Right on, Packham!  Seriously, Chris mate, right on!

Tuesday, 11 September 2012

The Butterfly Effect

Peacock Butterfly
You've probably heard the of the 'chaos theory' concept that the minute disturbances of the atmosphere caused by the fluttering of a butterfly's wings can be the origin of a hurricane or tropical storm on the other side of the world.  I'm not sure whether I find that scary or inspirational.
Red Admiral
This year in our garden, I have to say that the more obvious impact has been of the weather on butterflies, rather than vice versa; I have never seen so few as during the present cold, wet summer.
Painted Lady
In previous years our garden has been home to plenty of glorious butterflies and sometimes they even settle long enough for me to get the camera focused on them.

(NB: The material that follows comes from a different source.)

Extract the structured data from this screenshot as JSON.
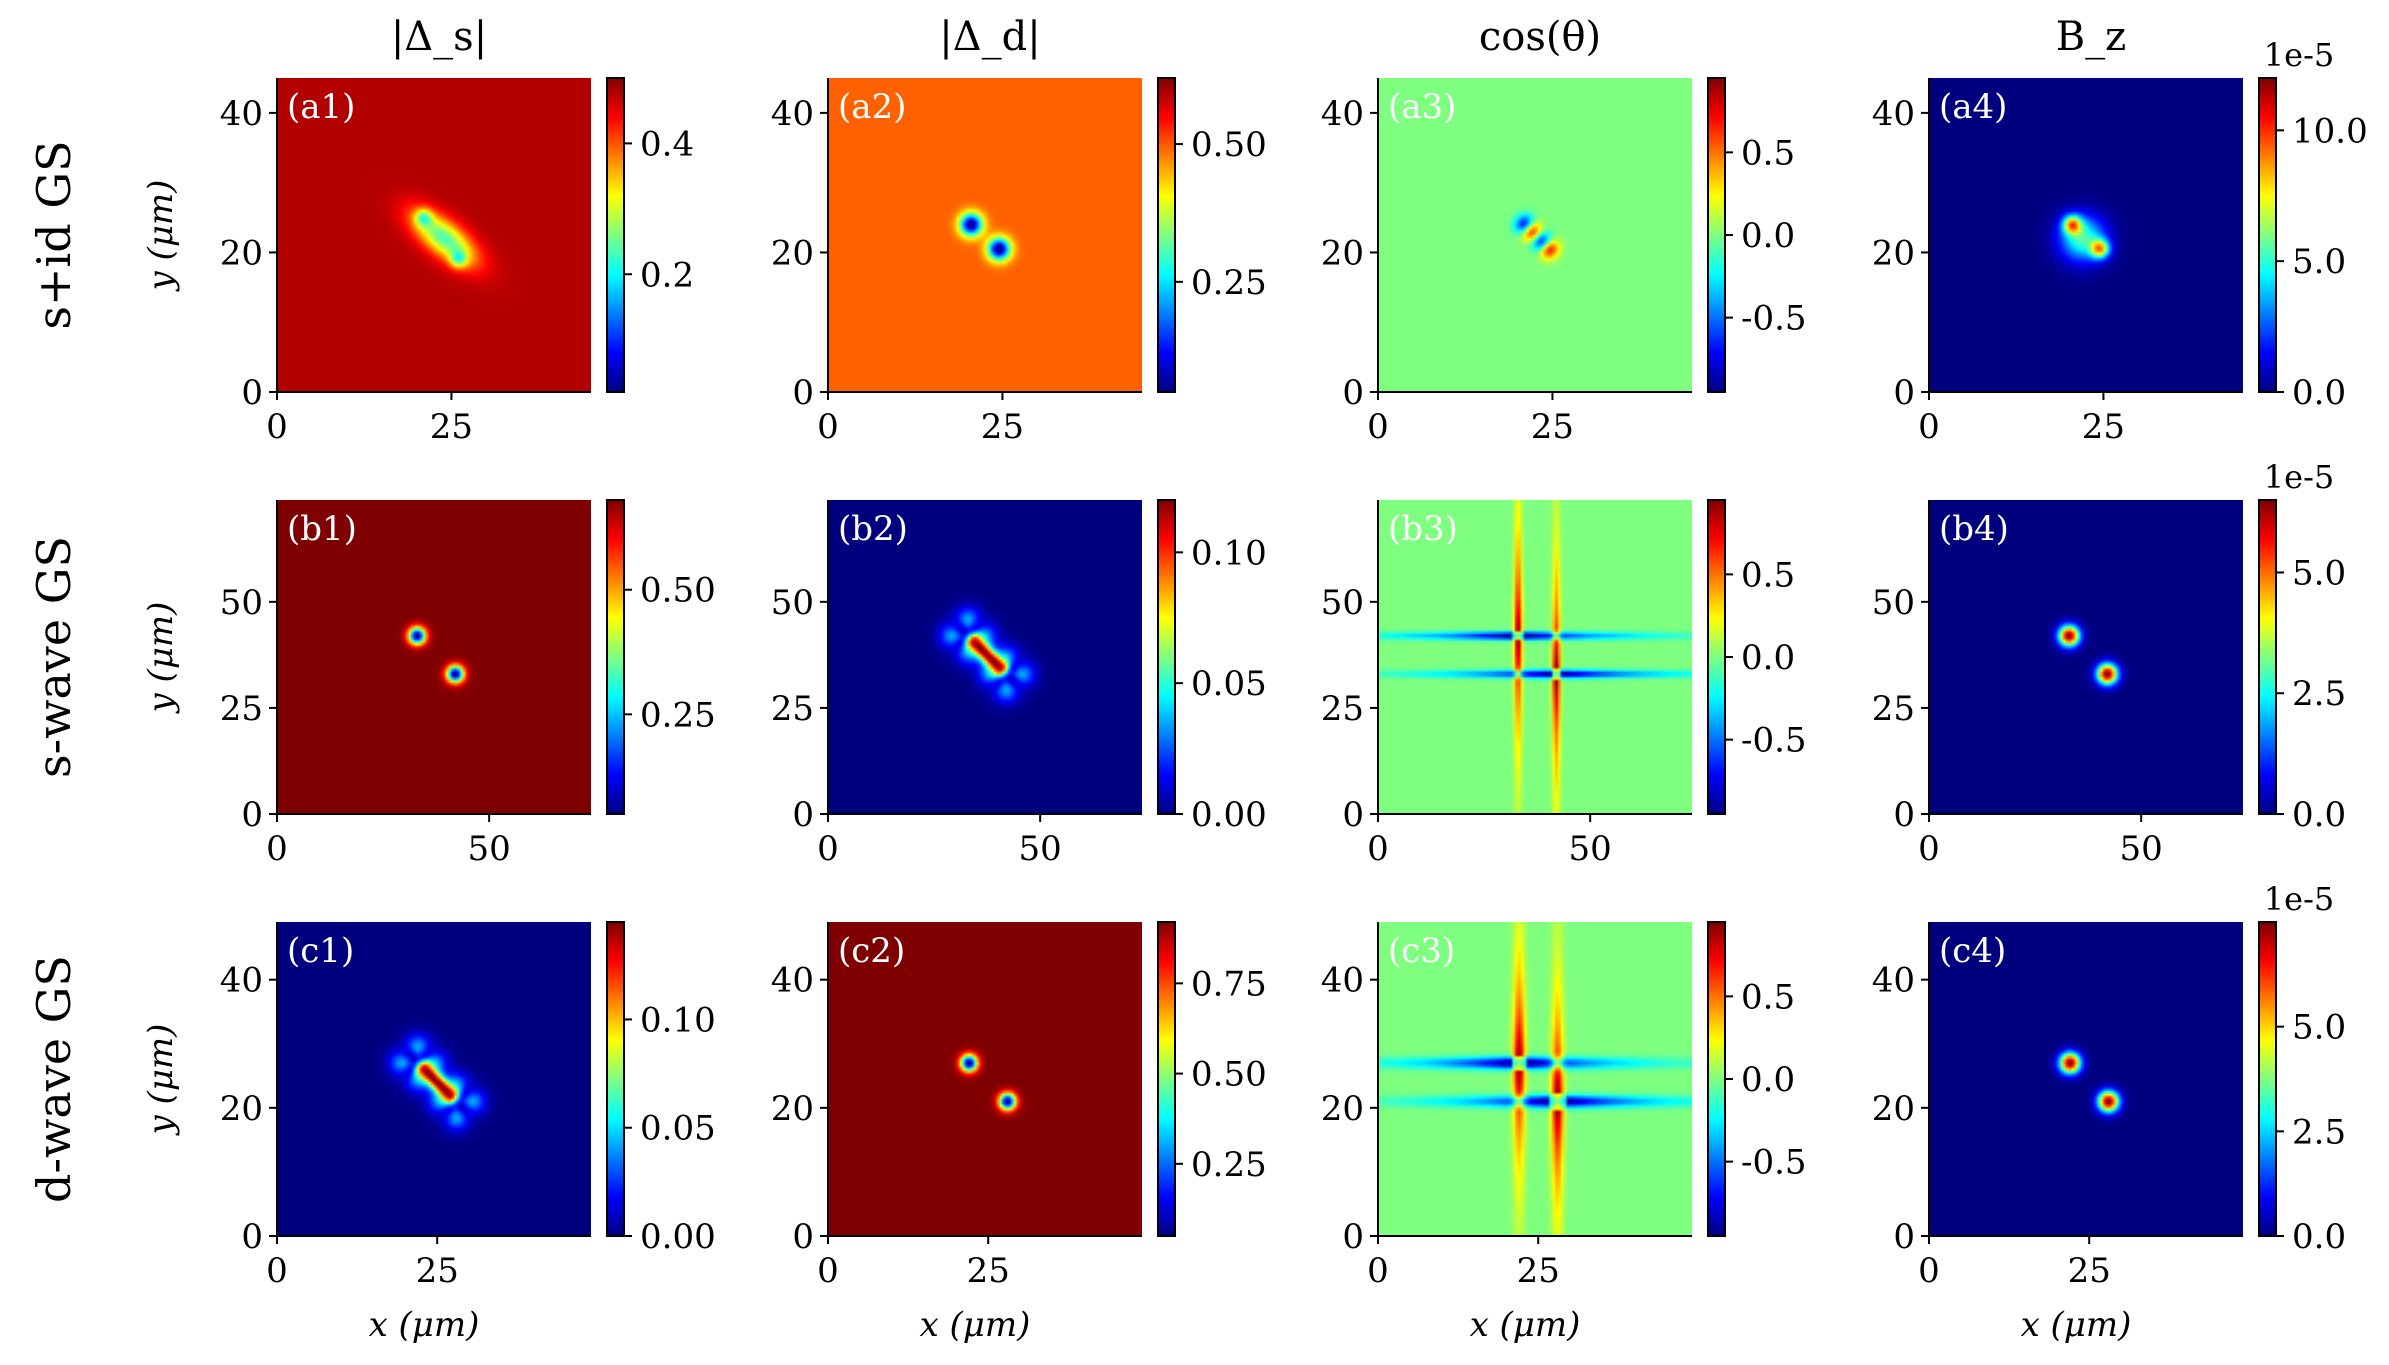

The first seen is often the Peacock, sometimes quite early in March, with Tortoiseshells, Speckled Wood, Meadow Brown and Comma sighted throughout the spring and summer, joined by Red Admirals and Painted Ladies later in the spring and through to autumn.
Old Comma on a blackberry leaf
This year, I have seen very few butterflies of any species, but that doesn't mean they haven't sneaked in unobserved from time to time.  Indeed, while my back has been turned there have clearly been some busy in the garden, if not the ones we're happy to see.
Shredded broccoli, thanks to cabbage white caterpillers.
While we were away on our narrowboat trips, the Cabbage Whites must have been about, as we've been picking lots of chubby green and black striped caterpillars off of our lacy-looking brassica crops over the last few days and gleefully dropping the little blighters into the pond.

So be warned caterpillers - mess with our cabbages, and you'll literally be sleeping with the fishes!